Esclarecemo-lo na altura mas ficam aqui os argumentos que certamente serão úteis para outras pessoas.
Os proprietários das ganadarias mantêm os touros nos seus terrenos, não porque tenham uma grande consciência ecológica e ambiental, mas porque daí retiram dinheiro. Muito dinheiro. No dia em que os touros deixarem de ser vendidos a 2000 euros cada, cerca de 2600 animais por ano (DN, 2007), os proprietários das ganadarias rapidamente se esquecerão de qualquer importância ecológica ou da biodiversidade do touro bravo.
É esta a principal, senão a única, verdadeira razão para a continuação das touradas no nosso país – interesse económico.
É claro que, para desculpar o indesculpável, atiram para os olhos o facto de se querer proteger uma espécie. Mas nem o touro bravo é uma espécie nem a extinção desta raça é irremediável e obrigatória quando as touradas acabarem.
Nada impede o Estado português de criar parques naturais ou outras soluções viáveis para a conservação destes animais.
O que não pode nunca acontecer é justificarmos o sofrimento e morte de um ser com a capacidade de sofrer para o poder “conservar”.
A conservação do panda passa por espetar bandarilhas no seu dorso?
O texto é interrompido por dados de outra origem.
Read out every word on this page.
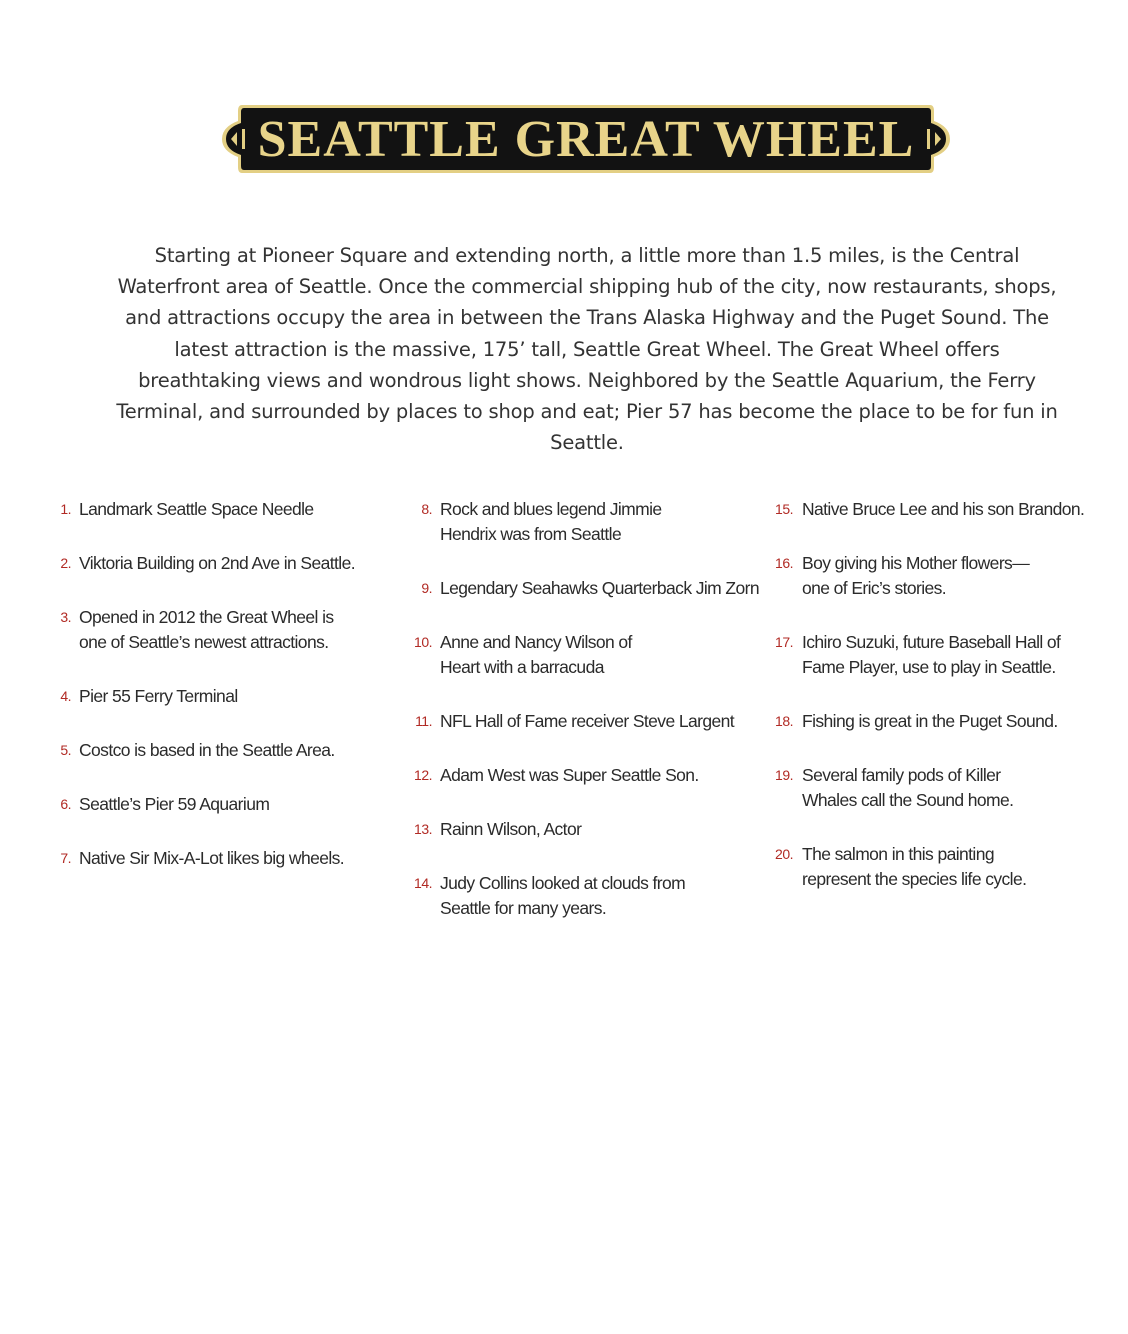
SEATTLE GREAT WHEEL

Starting at Pioneer Square and extending north, a little more than 1.5 miles, is the Central Waterfront area of Seattle. Once the commercial shipping hub of the city, now restaurants, shops, and attractions occupy the area in between the Trans Alaska Highway and the Puget Sound. The latest attraction is the massive, 175’ tall, Seattle Great Wheel. The Great Wheel offers breathtaking views and wondrous light shows. Neighbored by the Seattle Aquarium, the Ferry Terminal, and surrounded by places to shop and eat; Pier 57 has become the place to be for fun in Seattle.

1. Landmark Seattle Space Needle
2. Viktoria Building on 2nd Ave in Seattle.
3. Opened in 2012 the Great Wheel is
one of Seattle’s newest attractions.
4. Pier 55 Ferry Terminal
5. Costco is based in the Seattle Area.
6. Seattle’s Pier 59 Aquarium
7. Native Sir Mix-A-Lot likes big wheels.
8. Rock and blues legend Jimmie
Hendrix was from Seattle
9. Legendary Seahawks Quarterback Jim Zorn
10. Anne and Nancy Wilson of
Heart with a barracuda
11. NFL Hall of Fame receiver Steve Largent
12. Adam West was Super Seattle Son.
13. Rainn Wilson, Actor
14. Judy Collins looked at clouds from
Seattle for many years.
15. Native Bruce Lee and his son Brandon.
16. Boy giving his Mother flowers—
one of Eric’s stories.
17. Ichiro Suzuki, future Baseball Hall of
Fame Player, use to play in Seattle.
18. Fishing is great in the Puget Sound.
19. Several family pods of Killer
Whales call the Sound home.
20. The salmon in this painting
represent the species life cycle.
A recolocação do lince ibérico na Península Ibérica passa por o pegarmos de caras?
A conservação de espécies / raças, não é argumento para continuar a haver touradas. É um papel que tem de ser assumido pelos portugueses e pelo Estado e não por empresas que da exploração desses animais retiram avultados lucros.
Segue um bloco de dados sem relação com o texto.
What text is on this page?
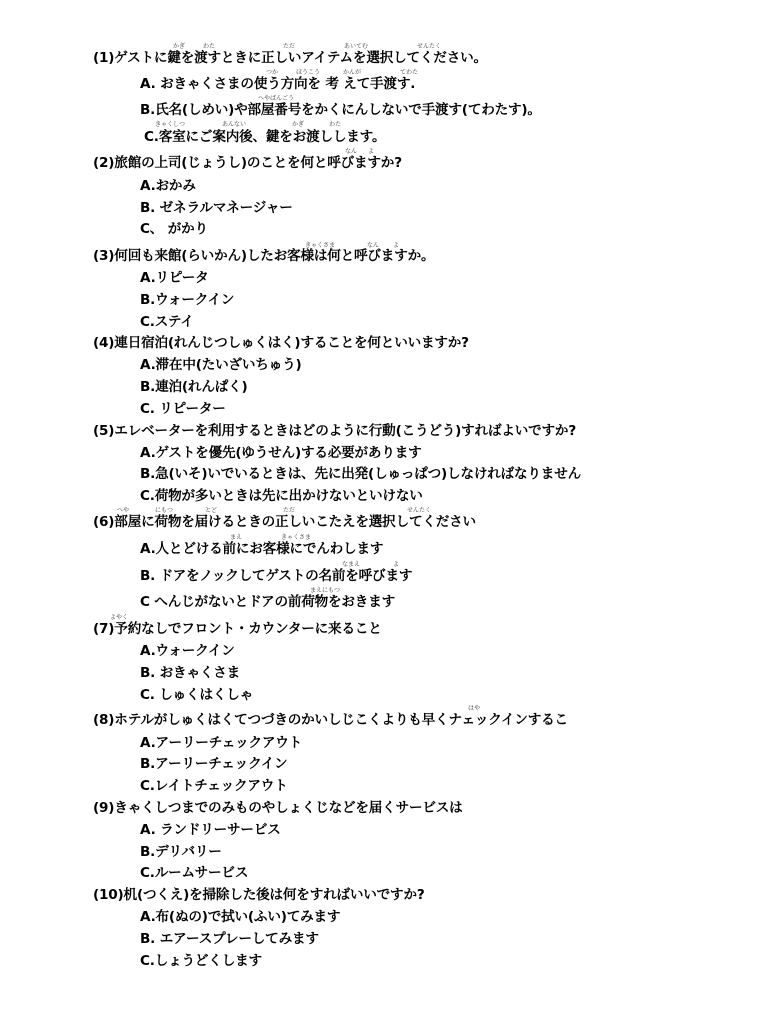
かぎ	わた	ただ	あいてむ	せんたく
つか	ほうこう	かんが	てわた
へやばんごう
きゃくしつ	あんない	かぎ	わた
なん よ
きゃくさま	なん よ
へや	にもつ	とど	ただ	せんたく
まえ	きゃくさま
なまえ	よ
まえにもつ
よやく
はや
(1)ゲストに鍵を渡すときに正しいアイテムを選択してください。
A. おきゃくさまの使う方向を 考 えて手渡す.
B.氏名(しめい)や部屋番号をかくにんしないで手渡す(てわたす)。
C.客室にご案内後、鍵をお渡しします。
(2)旅館の上司(じょうし)のことを何と呼びますか?
A.おかみ
B. ゼネラルマネージャー
C、 がかり
(3)何回も来館(らいかん)したお客様は何と呼びますか。
A.リピータ
B.ウォークイン
C.ステイ
(4)連日宿泊(れんじつしゅくはく)することを何といいますか?
A.滞在中(たいざいちゅう)
B.連泊(れんぱく)
C. リピーター
(5)エレベーターを利用するときはどのように行動(こうどう)すればよいですか?
A.ゲストを優先(ゆうせん)する必要があります
B.急(いそ)いでいるときは、先に出発(しゅっぱつ)しなければなりません
C.荷物が多いときは先に出かけないといけない
(6)部屋に荷物を届けるときの正しいこたえを選択してください
A.人とどける前にお客様にでんわします
B. ドアをノックしてゲストの名前を呼びます
C へんじがないとドアの前荷物をおきます
(7)予約なしでフロント・カウンターに来ること
A.ウォークイン
B. おきゃくさま
C. しゅくはくしゃ
(8)ホテルがしゅくはくてつづきのかいしじこくよりも早くナェックインするこ
A.アーリーチェックアウト
B.アーリーチェックイン
C.レイトチェックアウト
(9)きゃくしつまでのみものやしょくじなどを届くサービスは
A. ランドリーサービス
B.デリバリー
C.ルームサービス
(10)机(つくえ)を掃除した後は何をすればいいですか?
A.布(ぬの)で拭い(ふい)てみます
B. エアースプレーしてみます
C.しょうどくします
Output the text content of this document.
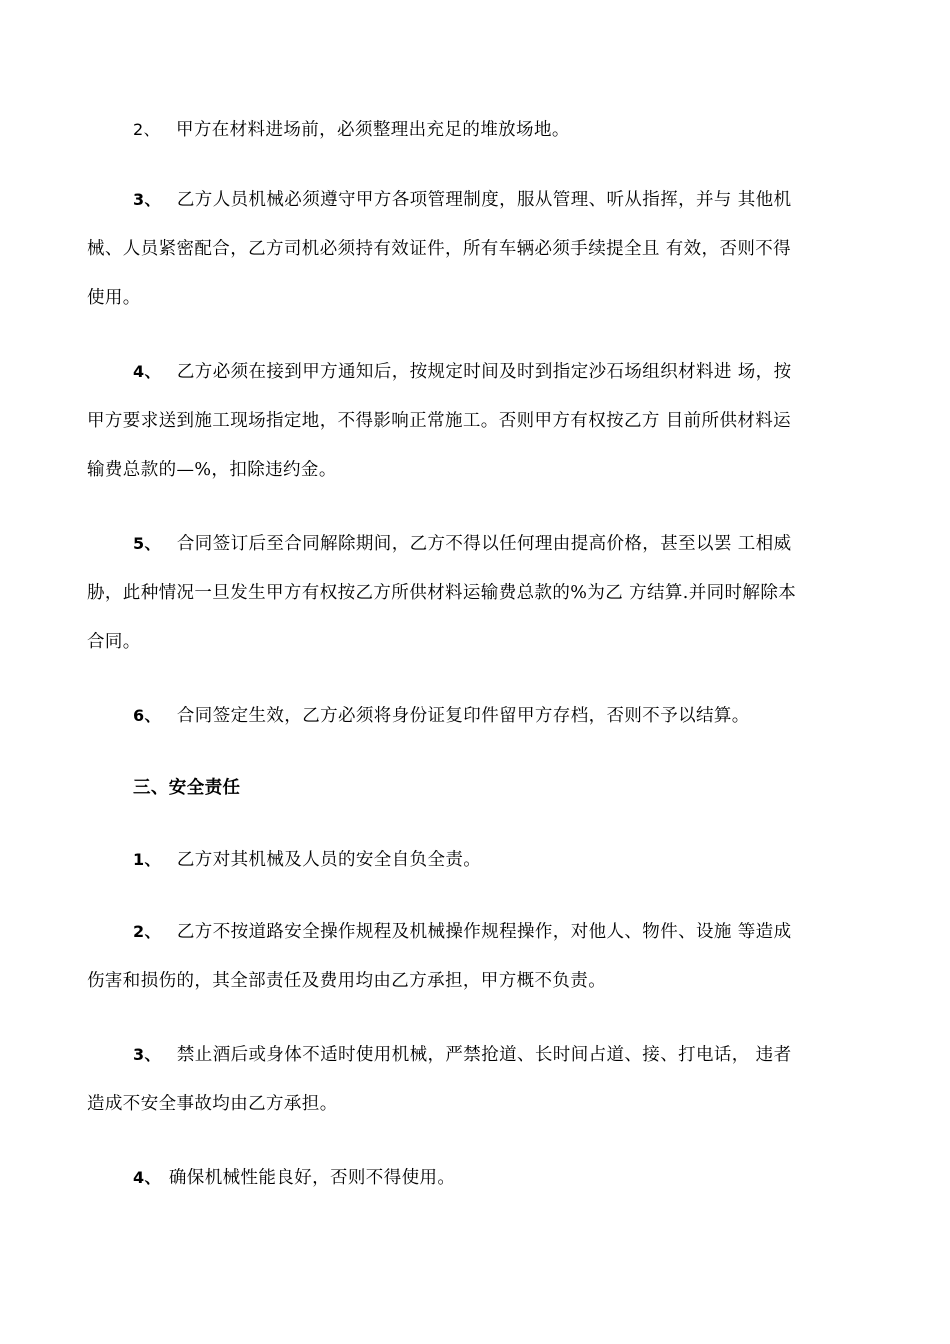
2、 甲方在材料进场前，必须整理出充足的堆放场地。
3、 乙方人员机械必须遵守甲方各项管理制度，服从管理、听从指挥，并与 其他机
械、人员紧密配合，乙方司机必须持有效证件，所有车辆必须手续提全且 有效，否则不得
使用。
4、 乙方必须在接到甲方通知后，按规定时间及时到指定沙石场组织材料进 场，按
甲方要求送到施工现场指定地，不得影响正常施工。否则甲方有权按乙方 目前所供材料运
输费总款的—%，扣除违约金。
5、 合同签订后至合同解除期间，乙方不得以任何理由提高价格，甚至以罢 工相威
胁，此种情况一旦发生甲方有权按乙方所供材料运输费总款的%为乙 方结算.并同时解除本
合同。
6、 合同签定生效，乙方必须将身份证复印件留甲方存档，否则不予以结算。
三、安全责任
1、 乙方对其机械及人员的安全自负全责。
2、 乙方不按道路安全操作规程及机械操作规程操作，对他人、物件、设施 等造成
伤害和损伤的，其全部责任及费用均由乙方承担，甲方概不负责。
3、 禁止酒后或身体不适时使用机械，严禁抢道、长时间占道、接、打电话， 违者
造成不安全事故均由乙方承担。
4、 确保机械性能良好，否则不得使用。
Existe outro argumento frequente, que é o da conservação dos ecossistemas, mas este é ainda mais frágil. É que estamos a falar de um animal totalmente domesticado, que só existe por selecção artificial de características de interesse. Isto significa que um touro bravo é totalmente substituível senão supérfluo na manutenção dos montados portugueses.
Voltamos então ao único argumento de peso para a manutenção das touradas. Os interesses económicos. Interesses esses que vivem de um espectáculo que promove a ideia de que existe justiça e igualdade em colocar um animal num local estranho e com regras definidas pelos humanos; que coloca animais numa luta que estes não desejam entrar (mas são forçados a isso); que vive da diabolização da imagem de um herbívoro territorial e faz disso um espectáculo de entretenimento.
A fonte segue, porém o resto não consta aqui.